The CHA opposes the Polish Parliament criminalizing the use of the term “Polish death camps”

Published on: 15 Mar 2018

March 2018

The Chancellery of the Prime Minister of the Republic of Poland
Prime Minister Beata Szydło
00-583 Warsaw
Al. Ujazdowskie 1/3

Dear Prime Minister Szydło,

In December 2016, then-President of the Canadian Historical Association Dr. Joan Sangster wrote to the Polish Prime Minister, Beata Szydlo, to express concern about legislation then working its way through the Polish Parliament criminalizing the use of the term “Polish death camps” in reference to genocidal acts committed during the Holocaust, on Polish soil. The CHA also expressed concern about the scope of the law, which appeared to apply to historical research on Polish collaboration with Nazi crimes against Jewish people within Polish borders, and the history of violent anti-Semitism in Poland.

We are now re-iterating our opposition to this legislation, which in February 2018 was signed into law by the current Polish government despite criticism from professional associations of historians including the CHA and counterpart organizations internationally. Our concern is that the legislation will suppress the democratic and open discussion of the past, including the history of anti-Semitism and genocidal acts committed within Poland.

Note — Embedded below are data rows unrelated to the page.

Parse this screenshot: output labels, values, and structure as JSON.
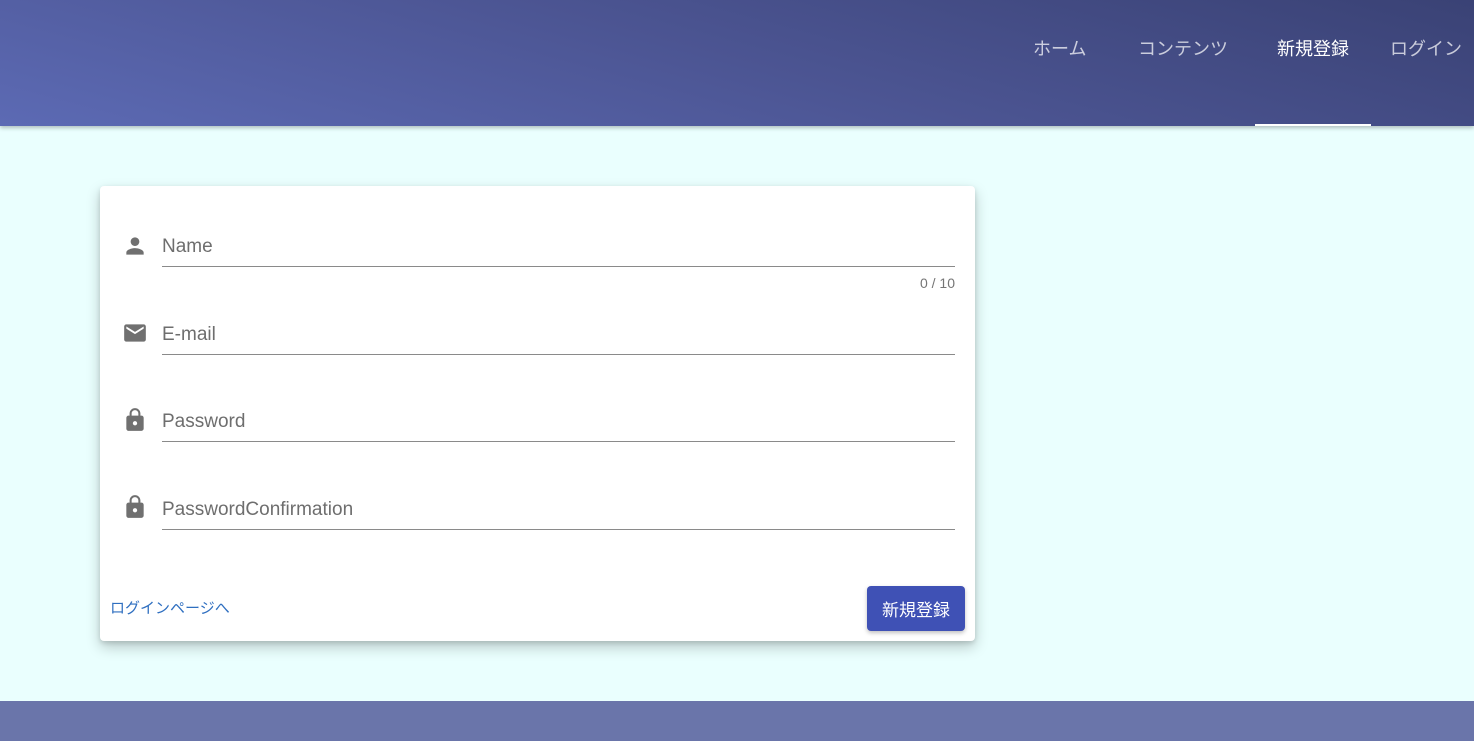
{
  "nav": {
    "items": [
      {
        "label": "ホーム",
        "active": false
      },
      {
        "label": "コンテンツ",
        "active": false
      },
      {
        "label": "新規登録",
        "active": true
      },
      {
        "label": "ログイン",
        "active": false
      }
    ]
  },
  "form": {
    "fields": [
      {
        "icon": "person-icon",
        "placeholder": "Name",
        "value": ""
      },
      {
        "icon": "mail-icon",
        "placeholder": "E-mail",
        "value": ""
      },
      {
        "icon": "lock-icon",
        "placeholder": "Password",
        "value": ""
      },
      {
        "icon": "lock-icon",
        "placeholder": "PasswordConfirmation",
        "value": ""
      }
    ],
    "name_counter": "0 / 10",
    "login_link": "ログインページへ",
    "submit_label": "新規登録"
  },
  "colors": {
    "primary": "#3f51b5",
    "background": "#eafffe",
    "link": "#2f6fc0"
  }
}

The Polish legislation, if not amended or abandoned, will negatively affect the academic freedom of members of our profession. As historians, we are deeply concerned by the possibility that Polish historians may face reprisal, including fines or imprisonment, for research on Polish history during the period of Nazi occupation, the history of anti-Semitism in Poland, and the Jewish experience during the Holocaust in Poland. Such an outcome is obviously unacceptable in a free society.

Historians have played a key role in helping to record and analyze Canada’s own history of anti-Semitism. The freedom to critically engage with Canada’s historical record is of inestimable value not just to the scholarly community, but also to broader public recognition of discrimination and human rights violations against the Jewish community more easily forgotten or ignored. The CHA shares with other scholarly organizations a commitment to research and that allows for disagreement and historical debate. History cannot be bounded by official government sanction.

Therefore, we support a review of the bill by Poland’s constitutional court -- something your government has recently promised. We are hopeful that the law will at a minimum be amended to reflect a higher standard for academic freedom, and a movement away from the criminalization of free thought and speech.